Myōki (妙喜) or Myokini (妙喜尼) was a Japanese female warrior (Onna-musha) from the Sengoku period. She was the daughter of Tōyama Naokage and wife of Suwabe Sadakatsu. Myōki was best known for defending Hio castle in Musashi Province against the Takeda clan attack.

== Defense of Hio Castle ==
Myōki's husband was Suwabe Sadakatsu (諏訪部 定勝) the lord of Hio castle and retainer of Later Hōjō clan.
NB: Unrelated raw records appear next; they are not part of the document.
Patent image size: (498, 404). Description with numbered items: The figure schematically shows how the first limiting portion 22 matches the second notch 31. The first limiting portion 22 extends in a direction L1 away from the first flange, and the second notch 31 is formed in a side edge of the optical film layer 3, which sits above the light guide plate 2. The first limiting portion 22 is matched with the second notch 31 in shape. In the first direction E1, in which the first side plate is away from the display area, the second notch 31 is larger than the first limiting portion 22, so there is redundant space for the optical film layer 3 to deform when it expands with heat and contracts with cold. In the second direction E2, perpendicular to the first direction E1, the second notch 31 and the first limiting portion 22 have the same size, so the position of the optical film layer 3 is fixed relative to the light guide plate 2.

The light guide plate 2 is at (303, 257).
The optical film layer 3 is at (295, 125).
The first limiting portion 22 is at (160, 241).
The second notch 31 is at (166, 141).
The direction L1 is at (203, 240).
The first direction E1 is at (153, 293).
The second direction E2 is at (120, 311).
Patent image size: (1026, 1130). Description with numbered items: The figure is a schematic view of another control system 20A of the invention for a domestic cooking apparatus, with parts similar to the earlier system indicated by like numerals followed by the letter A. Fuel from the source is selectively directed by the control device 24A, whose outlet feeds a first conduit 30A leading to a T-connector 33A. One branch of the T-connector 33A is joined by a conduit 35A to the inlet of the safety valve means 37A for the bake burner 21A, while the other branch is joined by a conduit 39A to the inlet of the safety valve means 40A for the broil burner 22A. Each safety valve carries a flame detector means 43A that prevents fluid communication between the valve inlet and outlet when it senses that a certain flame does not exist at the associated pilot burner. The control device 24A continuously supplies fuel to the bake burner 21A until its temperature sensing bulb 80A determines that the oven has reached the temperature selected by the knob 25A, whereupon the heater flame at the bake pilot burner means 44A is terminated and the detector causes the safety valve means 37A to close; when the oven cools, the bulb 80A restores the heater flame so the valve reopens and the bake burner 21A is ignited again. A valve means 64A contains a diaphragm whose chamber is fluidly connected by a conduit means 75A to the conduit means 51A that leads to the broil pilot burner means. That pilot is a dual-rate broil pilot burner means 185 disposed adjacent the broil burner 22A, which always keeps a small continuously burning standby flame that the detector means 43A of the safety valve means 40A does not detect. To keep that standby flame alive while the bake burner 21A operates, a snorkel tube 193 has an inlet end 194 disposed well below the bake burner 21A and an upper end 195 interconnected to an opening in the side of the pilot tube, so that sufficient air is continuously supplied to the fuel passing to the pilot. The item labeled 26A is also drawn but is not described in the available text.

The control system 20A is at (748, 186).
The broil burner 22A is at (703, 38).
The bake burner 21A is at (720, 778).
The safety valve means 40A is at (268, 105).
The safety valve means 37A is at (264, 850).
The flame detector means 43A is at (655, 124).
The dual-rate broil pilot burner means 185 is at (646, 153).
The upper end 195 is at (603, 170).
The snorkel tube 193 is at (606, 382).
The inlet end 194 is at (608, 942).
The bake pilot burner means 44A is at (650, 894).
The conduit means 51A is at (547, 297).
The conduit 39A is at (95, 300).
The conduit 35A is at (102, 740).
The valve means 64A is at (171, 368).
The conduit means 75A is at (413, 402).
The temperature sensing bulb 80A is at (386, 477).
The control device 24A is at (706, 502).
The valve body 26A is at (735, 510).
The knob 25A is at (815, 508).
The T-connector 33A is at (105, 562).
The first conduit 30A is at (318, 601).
In 1568 Takeda Shingen laid siege in Hachigata Castle, which was controlled by Hōjō Ujikuni, but Ujikuni successfully defended. After this, Shingen launched several attacks in the provinces of Suruga, Totomi, Sagami and Musashi against the Hōjō and Imagawa clan.

In December 1569, Yamagata Masakage marched to the Hio castle, an unexpected attack, Myoki went into battle for an unusual reason, her husband was drunk and could not lead the defense. Myoki decided to take the lead, she left the party with her maids carrying sake, summoned the soldiers, armed herself, and went to the castle door. Therefore, it is said that Sadakatsu entrusted the castle to his wife. She commanded troops. and held it until the warlord woke up.

The case of Hio castle being defended by a woman when the castle lord was drunk gained attention from the enemy army. Even after this, Myōki successfully defended the castle and Takeda's troops retreated.